RFR: 8293067: (fs) Implement WatchService using system library (macOS) [v9]

Maxim Kartashev maxim.kartashev at jetbrains.com
Fri Nov 11 09:22:24 UTC 2022


I imagine it's hard to get anything above 0% when watching just one
directory, nor is it representative of the use case I'm interested in (a
source code tree). My experiment was with a recursive watch of 50K files in
6K directories, 19K modifications done (files modified, added, removed,
directories added) in 8 minutes. That generated ~17% sys, ~7% user (24% of
one CPU overall) with the polling watch service.

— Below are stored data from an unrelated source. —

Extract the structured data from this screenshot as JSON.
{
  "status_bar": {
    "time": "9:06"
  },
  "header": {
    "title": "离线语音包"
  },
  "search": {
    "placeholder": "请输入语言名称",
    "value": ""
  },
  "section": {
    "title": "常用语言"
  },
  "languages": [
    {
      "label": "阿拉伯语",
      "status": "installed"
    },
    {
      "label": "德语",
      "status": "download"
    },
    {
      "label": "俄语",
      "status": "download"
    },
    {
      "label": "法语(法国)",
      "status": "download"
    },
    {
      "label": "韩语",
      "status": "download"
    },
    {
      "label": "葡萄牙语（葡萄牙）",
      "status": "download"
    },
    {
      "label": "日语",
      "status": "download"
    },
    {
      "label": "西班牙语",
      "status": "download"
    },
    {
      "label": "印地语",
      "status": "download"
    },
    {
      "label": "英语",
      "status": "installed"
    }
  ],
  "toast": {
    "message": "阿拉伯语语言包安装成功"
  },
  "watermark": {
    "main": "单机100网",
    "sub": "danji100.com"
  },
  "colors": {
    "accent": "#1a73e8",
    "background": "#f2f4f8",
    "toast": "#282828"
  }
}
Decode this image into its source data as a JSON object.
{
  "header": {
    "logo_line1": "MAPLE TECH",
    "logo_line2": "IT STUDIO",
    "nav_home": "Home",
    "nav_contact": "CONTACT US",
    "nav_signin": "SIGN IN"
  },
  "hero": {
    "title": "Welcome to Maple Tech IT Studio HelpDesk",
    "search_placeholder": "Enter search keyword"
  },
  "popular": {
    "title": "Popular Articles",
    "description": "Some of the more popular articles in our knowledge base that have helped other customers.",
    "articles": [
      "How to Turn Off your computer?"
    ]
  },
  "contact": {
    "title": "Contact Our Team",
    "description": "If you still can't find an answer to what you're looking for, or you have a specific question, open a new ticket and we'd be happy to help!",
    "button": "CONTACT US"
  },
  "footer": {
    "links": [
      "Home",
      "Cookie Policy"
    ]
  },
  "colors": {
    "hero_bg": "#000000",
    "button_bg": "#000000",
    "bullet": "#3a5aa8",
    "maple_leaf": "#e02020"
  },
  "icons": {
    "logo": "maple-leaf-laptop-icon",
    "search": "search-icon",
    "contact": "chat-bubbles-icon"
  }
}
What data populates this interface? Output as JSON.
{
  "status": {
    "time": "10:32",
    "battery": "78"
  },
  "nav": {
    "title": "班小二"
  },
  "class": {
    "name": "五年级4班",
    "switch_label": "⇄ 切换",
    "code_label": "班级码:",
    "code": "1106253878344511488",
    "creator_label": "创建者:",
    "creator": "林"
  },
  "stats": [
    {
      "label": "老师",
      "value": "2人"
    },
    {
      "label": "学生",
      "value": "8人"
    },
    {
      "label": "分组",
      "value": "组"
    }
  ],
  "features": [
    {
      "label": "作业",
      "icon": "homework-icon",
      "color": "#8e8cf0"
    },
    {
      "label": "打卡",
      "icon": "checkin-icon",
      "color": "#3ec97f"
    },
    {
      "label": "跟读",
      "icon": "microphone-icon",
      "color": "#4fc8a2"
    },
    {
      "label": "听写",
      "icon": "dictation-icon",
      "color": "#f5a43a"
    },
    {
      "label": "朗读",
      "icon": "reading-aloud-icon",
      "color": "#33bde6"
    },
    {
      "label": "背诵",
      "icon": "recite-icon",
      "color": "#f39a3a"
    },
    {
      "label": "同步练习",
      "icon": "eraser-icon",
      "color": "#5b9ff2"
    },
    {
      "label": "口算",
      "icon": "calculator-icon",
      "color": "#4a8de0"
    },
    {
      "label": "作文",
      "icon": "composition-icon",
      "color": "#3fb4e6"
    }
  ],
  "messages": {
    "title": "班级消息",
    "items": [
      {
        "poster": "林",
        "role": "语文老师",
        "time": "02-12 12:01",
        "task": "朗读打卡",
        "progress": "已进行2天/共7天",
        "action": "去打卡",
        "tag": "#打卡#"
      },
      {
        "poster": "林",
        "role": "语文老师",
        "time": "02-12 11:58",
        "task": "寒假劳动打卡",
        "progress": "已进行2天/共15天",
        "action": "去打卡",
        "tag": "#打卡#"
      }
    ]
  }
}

On Fri, Nov 11, 2022 at 4:19 AM Michael Hall <mik3hall at gmail.com> wrote:

>
>
> On Nov 10, 2022, at 7:12 PM, Michael Hall <mik3hall at gmail.com> wrote:
>
>
>
> On Nov 10, 2022, at 7:03 PM, Brian Burkhalter <brian.burkhalter at oracle.com>
> wrote:
>
> Near-0 CPU sounds good!
>
> On Nov 10, 2022, at 3:36 AM, Maxim Kartashev <
> maxim.kartashev at jetbrains.com> wrote:
>
> I benchmarked this implementation (well, the implementation this one is
> based on, now it's become quite different) extensively. The main advantage
> of FSEvents over polling was near-0 CPU usage when there were small number
> of changes to the directory being watched, while polling naturally always
> has some background job to do and its CPU usage heavily depends on refresh
> speed (like 25% with SENSITIVITY_HIGH and modest rate of changes).
>
>
> It did. Neither usage or difference seemed significant.
>
>
> Although Maxim saw some difference in his benchmarking.